“Tamil Nadu Chief Minister M. Karunanidhi announced a cash prize of Rs.1 million for World Carrom Champion Ilavazhagi.” This was a recent news item in March.
Huh, Ilavazhagi, who?
That would have been the reaction of many in a country obsessed with cricket and adulation of cricketers. Ilavazhagi is the winner of the women’s title in the fifth World Carrom Championship held at Palais Des Festivals, Cannes in February. She defeated P. Nirmala, also from India, in the finals.
Such is our preoccupation with cricket that even hockey, the (once national?) game at which India has been champs, has been sidelined. Except that a hue and cry was raised when the team failed to qualify for the Olympics this year. But the players were spared the ignominy of having their houses stoned, or worse, burnt down, to which our cricketers are subjected when they are perceived as having fared badly by their adoring fans. We have to grant that to our cricket lovers – they are scrupulously fair.
Never has Viswanath Anand, world chess champion, been feted the way the cricketers are, not even in his home town Chennai.
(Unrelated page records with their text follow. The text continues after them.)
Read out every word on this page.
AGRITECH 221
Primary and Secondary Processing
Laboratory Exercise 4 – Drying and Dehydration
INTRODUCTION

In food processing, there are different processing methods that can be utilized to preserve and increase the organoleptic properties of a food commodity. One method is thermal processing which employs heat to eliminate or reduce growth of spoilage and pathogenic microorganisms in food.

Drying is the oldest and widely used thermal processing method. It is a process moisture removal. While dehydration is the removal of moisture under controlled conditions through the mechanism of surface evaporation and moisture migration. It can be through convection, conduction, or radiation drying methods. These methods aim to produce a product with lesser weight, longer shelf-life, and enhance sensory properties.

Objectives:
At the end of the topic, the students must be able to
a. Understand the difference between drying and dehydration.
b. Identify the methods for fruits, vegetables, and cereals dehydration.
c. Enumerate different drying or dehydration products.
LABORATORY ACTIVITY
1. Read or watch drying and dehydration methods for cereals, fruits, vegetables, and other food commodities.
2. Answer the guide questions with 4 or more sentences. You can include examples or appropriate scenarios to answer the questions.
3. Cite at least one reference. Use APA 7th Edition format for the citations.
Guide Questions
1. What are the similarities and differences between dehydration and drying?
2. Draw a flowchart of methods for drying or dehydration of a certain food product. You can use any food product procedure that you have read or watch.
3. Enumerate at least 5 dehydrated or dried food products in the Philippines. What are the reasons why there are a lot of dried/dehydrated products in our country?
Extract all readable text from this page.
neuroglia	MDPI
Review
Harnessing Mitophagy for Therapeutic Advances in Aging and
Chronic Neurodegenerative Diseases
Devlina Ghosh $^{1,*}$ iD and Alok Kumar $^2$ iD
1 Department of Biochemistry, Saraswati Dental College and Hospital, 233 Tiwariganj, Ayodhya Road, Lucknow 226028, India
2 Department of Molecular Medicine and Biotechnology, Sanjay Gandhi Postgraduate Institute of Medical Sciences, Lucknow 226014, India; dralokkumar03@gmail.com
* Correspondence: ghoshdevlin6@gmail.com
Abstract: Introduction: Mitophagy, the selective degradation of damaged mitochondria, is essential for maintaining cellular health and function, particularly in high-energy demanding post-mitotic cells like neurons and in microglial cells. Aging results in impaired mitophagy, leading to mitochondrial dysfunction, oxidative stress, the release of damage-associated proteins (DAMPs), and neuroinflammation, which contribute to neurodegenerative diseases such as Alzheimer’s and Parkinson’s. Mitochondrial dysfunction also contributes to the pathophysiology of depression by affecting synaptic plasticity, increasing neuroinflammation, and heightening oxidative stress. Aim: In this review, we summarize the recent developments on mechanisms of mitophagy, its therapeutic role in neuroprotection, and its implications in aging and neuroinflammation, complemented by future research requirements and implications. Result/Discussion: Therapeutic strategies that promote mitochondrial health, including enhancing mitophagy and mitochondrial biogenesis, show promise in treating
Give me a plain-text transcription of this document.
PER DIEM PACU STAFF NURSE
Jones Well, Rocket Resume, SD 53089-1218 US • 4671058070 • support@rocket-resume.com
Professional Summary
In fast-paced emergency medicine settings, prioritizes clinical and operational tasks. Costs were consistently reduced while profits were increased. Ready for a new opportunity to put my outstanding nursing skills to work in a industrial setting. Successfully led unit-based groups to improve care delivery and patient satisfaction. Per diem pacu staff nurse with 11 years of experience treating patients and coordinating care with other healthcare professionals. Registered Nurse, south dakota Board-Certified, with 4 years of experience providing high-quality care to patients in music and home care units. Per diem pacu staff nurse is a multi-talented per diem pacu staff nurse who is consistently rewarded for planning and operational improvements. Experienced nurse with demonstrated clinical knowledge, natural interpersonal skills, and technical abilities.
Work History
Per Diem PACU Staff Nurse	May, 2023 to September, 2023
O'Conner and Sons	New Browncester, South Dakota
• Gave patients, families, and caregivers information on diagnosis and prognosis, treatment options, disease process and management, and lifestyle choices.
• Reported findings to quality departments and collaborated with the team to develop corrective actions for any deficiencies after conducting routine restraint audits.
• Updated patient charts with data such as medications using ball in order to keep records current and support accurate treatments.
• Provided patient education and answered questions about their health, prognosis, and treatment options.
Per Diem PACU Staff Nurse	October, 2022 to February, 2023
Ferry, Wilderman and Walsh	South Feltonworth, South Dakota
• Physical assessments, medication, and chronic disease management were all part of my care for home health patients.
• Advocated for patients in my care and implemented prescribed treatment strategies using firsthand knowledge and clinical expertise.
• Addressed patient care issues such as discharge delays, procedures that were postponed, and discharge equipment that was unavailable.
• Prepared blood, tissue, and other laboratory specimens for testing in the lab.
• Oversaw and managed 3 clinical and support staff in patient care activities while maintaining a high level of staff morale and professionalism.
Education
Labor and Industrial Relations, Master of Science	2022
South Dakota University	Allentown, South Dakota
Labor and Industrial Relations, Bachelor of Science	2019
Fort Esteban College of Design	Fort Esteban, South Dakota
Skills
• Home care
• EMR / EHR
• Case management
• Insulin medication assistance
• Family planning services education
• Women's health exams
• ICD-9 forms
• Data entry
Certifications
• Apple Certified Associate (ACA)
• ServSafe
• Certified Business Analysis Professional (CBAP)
Little wonder he prefers to live in Spain. So what would one know about this young woman, Ilavazhagi, World Champion in a lesser known game?
In fact, I was amazed to learn that the game was totally unknown in the USA, and that a carrom board could not be bought there. There are people who do play the game, but they are Indians, or of Indian origin.
In India, it is a game that holds the interest of one and all across villages and cities. And if there is a world championship being held in Europe, I assume there must be other countries where it is played.
Ilavazhagi is the daughter of Irudhayaraj, a fish-cart(three wheeler) driver who transports materials like PVC pipes to make a living for his family – a wife and three daughters. No mean player himself, he trained and taught Ilavazhagi to play carroms from childhood. And she played to win. Her victories included the Asia Cup and SAARC Cup.
The small one-room apartment they share in Vyasarpadi, Chennai, is barely enough to house the family. The carrom board has to be accommodated definitely, and after that it is a tight squeeze. The trophies she has won over the years are far too many, and her home is just not big enough to house them. Those that have been left over after filling up the space under the bed, have been given to neighbours and relatives for storage or display, as they see fit.
But for Ilavazhagi the need to get a job was greater than housing her trophies. Even while she played she has been looking for a suitable job.
Many Thamizh magazines (they were the first to pick up her story after her victory) publicised her difficulties in enlisting help to make the trip to France, and earlier, to other places where the tournaments were held. Financing the trips has always been a big hurdle, not easily overcome, though she has been playing for the state for almost 14 years. Her bitterness shows when she remarks upon the recent big-money talk in the auctioning of players in the Indian Premier League deals.
The award from the Chief Minister was some sort of recognition to this world champion. The notification said, “Ilavazhagi's victory has brought fame to the state. This cash gift is being given to encourage her to achieve other, bigger victories.”
The good news is that Ilavazhagi now has a job. Sri Ramanujar Engineering College at Vandalur, has appointed her as the Sports Secretary of the college.
Now perhaps, with the worry of getting a job out of the way, Ilavazhagi can concentrate on her next move – not on the carrom board, but on getting a regular sponsor.